The African National Congress (ANC) under the leadership of Nelson Mandela scaled great heights in the 90’s to transform from a liberation movement into a fully-fledged political party, founded on sound ethical principles. In recent times, however this once great force for political change, has fallen on hard times, bedevilled by corruption, incompetence, immorality, unethical behaviour by senior members, the resignation and break-away of senior party members, and a disturbing leaning toward dictatorial rule.
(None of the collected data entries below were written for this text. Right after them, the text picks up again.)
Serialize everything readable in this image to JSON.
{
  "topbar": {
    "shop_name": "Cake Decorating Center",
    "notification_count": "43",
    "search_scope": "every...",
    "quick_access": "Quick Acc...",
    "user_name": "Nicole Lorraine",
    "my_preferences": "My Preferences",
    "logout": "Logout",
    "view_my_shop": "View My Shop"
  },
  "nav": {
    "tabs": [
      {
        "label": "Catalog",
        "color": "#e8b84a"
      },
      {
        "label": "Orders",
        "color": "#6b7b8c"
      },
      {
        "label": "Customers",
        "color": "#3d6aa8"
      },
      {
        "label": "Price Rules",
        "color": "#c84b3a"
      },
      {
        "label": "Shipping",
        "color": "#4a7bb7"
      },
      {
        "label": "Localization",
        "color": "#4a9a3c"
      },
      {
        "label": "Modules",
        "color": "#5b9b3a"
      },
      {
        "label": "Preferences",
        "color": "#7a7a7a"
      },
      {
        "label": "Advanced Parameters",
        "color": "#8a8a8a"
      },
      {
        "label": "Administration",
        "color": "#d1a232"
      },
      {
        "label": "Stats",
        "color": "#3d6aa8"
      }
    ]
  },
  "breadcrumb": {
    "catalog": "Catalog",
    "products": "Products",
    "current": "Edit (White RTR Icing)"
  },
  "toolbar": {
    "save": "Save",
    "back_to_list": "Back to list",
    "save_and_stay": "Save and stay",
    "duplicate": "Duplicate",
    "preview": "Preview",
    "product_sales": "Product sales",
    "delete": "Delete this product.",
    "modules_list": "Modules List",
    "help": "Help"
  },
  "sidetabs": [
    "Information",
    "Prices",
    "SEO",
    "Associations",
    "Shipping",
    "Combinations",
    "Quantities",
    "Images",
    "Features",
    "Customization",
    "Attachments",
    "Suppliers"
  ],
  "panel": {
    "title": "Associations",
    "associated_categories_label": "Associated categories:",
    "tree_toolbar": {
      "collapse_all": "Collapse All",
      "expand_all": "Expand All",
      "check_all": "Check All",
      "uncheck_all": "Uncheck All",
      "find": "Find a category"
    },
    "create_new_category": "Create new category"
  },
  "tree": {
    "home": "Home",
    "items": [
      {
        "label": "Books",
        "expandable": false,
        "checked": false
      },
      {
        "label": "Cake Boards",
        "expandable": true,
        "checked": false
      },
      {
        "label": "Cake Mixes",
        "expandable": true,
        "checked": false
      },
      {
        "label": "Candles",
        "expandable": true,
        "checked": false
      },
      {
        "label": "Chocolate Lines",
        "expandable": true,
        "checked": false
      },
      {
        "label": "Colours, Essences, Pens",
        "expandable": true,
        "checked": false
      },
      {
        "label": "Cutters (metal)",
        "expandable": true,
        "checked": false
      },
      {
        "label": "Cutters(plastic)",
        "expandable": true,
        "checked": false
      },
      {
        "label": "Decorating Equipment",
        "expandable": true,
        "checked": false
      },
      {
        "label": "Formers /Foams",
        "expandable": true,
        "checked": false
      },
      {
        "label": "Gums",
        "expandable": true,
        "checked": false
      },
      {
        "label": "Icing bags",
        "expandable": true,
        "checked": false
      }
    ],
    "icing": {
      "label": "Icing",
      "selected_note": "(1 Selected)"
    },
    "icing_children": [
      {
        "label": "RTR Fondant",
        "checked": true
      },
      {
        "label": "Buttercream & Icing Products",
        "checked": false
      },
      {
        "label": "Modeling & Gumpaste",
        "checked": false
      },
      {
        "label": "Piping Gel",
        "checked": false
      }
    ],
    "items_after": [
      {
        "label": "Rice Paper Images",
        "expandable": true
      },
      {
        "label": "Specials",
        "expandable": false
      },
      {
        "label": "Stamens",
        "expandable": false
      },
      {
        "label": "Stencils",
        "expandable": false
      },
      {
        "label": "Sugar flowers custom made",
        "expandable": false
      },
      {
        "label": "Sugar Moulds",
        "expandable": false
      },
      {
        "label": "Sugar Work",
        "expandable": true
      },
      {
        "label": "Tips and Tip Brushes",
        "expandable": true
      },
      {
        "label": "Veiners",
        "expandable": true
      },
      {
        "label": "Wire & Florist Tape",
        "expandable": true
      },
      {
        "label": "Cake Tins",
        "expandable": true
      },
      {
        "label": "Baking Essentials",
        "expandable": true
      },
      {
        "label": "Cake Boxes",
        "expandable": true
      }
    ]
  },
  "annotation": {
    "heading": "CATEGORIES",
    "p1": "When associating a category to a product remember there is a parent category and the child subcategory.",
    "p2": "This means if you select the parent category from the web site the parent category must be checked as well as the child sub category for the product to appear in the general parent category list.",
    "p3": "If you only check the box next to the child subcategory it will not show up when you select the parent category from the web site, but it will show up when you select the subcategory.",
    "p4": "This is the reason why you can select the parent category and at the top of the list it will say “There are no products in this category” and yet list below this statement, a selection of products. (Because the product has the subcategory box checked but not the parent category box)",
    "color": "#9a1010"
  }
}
Some, if not all of these unhealthy qualities are no more evident than in the organization’s Youth and Women’s wings; the ANC Youth League and the ANC Women’s League respectively. Freshly elected Youth League leader, Julius Malema and Women’s League leader, Angie Motshekga both started off their “reign” of ignominy within their respective areas, with a strange case of foot-and-mouth disease. Their public rantings ranged from mildly amusing, to the bizarre.
Malema’s famous “kill for Zuma” speech got him into a lot of bother; and then he went on to repeat the same nonsense, cloaked in different terms, even after public and organizational censure. And if that was not enough to label him a lunatic, he went on to lead the charge for President Mbeki’s dismissal from public office. A little while ago, Motshekga on the other hand broke out into a serious sweat over several senior ANC members who were planning to form a break-away political party, labelling them as “dogs” who were “sick in the head.” More recently though, she has been quoted as publicly stating that education is not important (while being in the position of MEC for Education in Gauteng Province), when it was revealed that Malema had really rotten matric exam results (of which one was a G symbol in Woodwork and another, an H symbol in Maths, both on the standard grade). And to top that, in a recent interview she declared that it was in the interests of democracy to have a one party state.
It’s bad enough when public figures mouth off with no regard for decency and the harm their ill-considered remarks causes, but it’s downright despicable when they try to back-track and deny meaning what they said; even blatantly refusing to apologise. When you look and listen to these two representatives of the ANC as it exists today, it’s not hard to imagine the makings of a tyranny in the works.